There’s been a positive spin on the queer relationships since LGBTQ+ characters first made their way onto TV screens. We’re seeing characters like never before as the actual LGBTQ+ community is now being hired and it is not just doom and gloom now. These are the best LGBTQ+ characters in TV history.

Dreamer in “Supergirl”

To all of the trans kids and adults, who never saw themselves in TV superheroes, Dreamer became the hero everyone needed. In 2018, history was made when the TV saw the first trans superhero as Nia Nal/Dreamer on “Supergirl.” The episode “Reality Bytes” is one of the most progressive and impactful TV episodes to date with a powerful and educational episode of TV based on the real trans experience.

Oscar Martinez was ready to call out his “Office” coworkers

The homophobic nonsense needs to be called out in real life as well as on screen to spread the quality content among people and this done by Oscar Martinez quite remarkably. In the show, Andy was having a sexual identity crisis, Oscar said: “What exactly is my responsibility here? To comfort an insecure heterosexual man? That can’t possibly fall to me.” That’s a real damn mood, Oscar.

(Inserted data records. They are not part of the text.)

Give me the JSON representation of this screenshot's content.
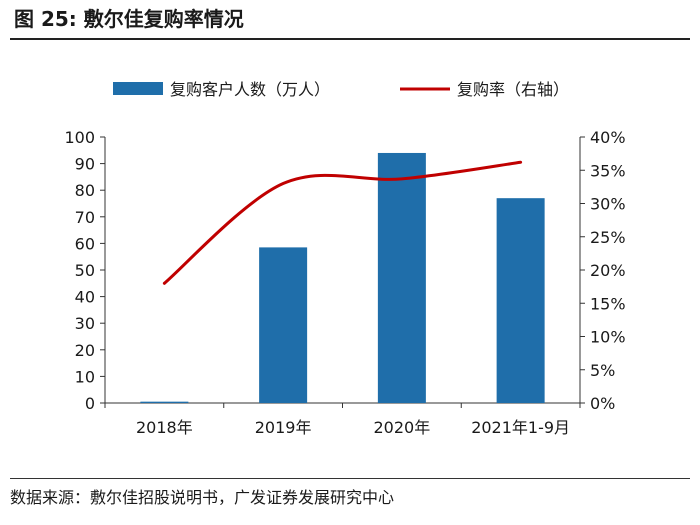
{
  "figure": {
    "title": "图 25: 敷尔佳复购率情况",
    "source": "数据来源：敷尔佳招股说明书，广发证券发展研究中心"
  },
  "colors": {
    "bar": "#1f6eaa",
    "line": "#c00000",
    "axis": "#333333",
    "text": "#1a1a1a"
  },
  "chart_data": {
    "type": "bar",
    "title": "",
    "categories": [
      "2018年",
      "2019年",
      "2020年",
      "2021年1-9月"
    ],
    "series": [
      {
        "name": "复购客户人数（万人）",
        "type": "bar",
        "axis": "left",
        "values": [
          0.5,
          58.5,
          94,
          77
        ]
      },
      {
        "name": "复购率（右轴）",
        "type": "line",
        "axis": "right",
        "values": [
          0.18,
          0.33,
          0.337,
          0.362
        ]
      }
    ],
    "y_left": {
      "lim": [
        0,
        100
      ],
      "ticks": [
        0,
        10,
        20,
        30,
        40,
        50,
        60,
        70,
        80,
        90,
        100
      ],
      "tick_labels": [
        "0",
        "10",
        "20",
        "30",
        "40",
        "50",
        "60",
        "70",
        "80",
        "90",
        "100"
      ]
    },
    "y_right": {
      "lim": [
        0,
        0.4
      ],
      "ticks": [
        0,
        0.05,
        0.1,
        0.15,
        0.2,
        0.25,
        0.3,
        0.35,
        0.4
      ],
      "tick_labels": [
        "0%",
        "5%",
        "10%",
        "15%",
        "20%",
        "25%",
        "30%",
        "35%",
        "40%"
      ]
    },
    "grid": false,
    "legend": "top"
  }
}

The Shadowhunter and the Warlock

TV giving us gay pairings is a cake and the happy ending of their relationship is nothing less than a cherry on top. The TV series offered a much more positive spin on that arc when Alec finds out that Magnus is bi and not gay. The most powerful arc of the show is when Alec doesn’t follow the “Family First” mentality and embraces himself just the way he is.

Sophie set the new standard

Sophie in “Orange Is the New Black” is one of the most authentic portrayals of an LGBTQ+ character in TV history. Cox’s portrayal of Sophie was astonishing and she became the first transgender person nominated for an Emmy. Laverne Cox helped erase the stigma both on and off the screen.

LARP and the lesbian named Charlie

Most of the queer characters on “Supernatural” were used for comedic value and rarely had any substance, until the introduction of Charlie. The constant gay jokes and slightly homophobic undertones were ditched with the arrival of Charlie and the show moved to more progressive tone in the LGBTQ+ community.

Maz developed a soul in “Lucifer”

The non-empathetic and unfeeling half-demon Mazikeen in “Lucifer” has a major character development in the series. her human contact was so profoundly developed, it seems that she developed a soul. We saw her sexual desire for men, women, demons, and angels manifest violently with no emotion tied to it; the more she hung out with her human friends, however, the more she sought out love. Eventually, Maz found herself in a healthy and lasting relationship with the Biblical Eve.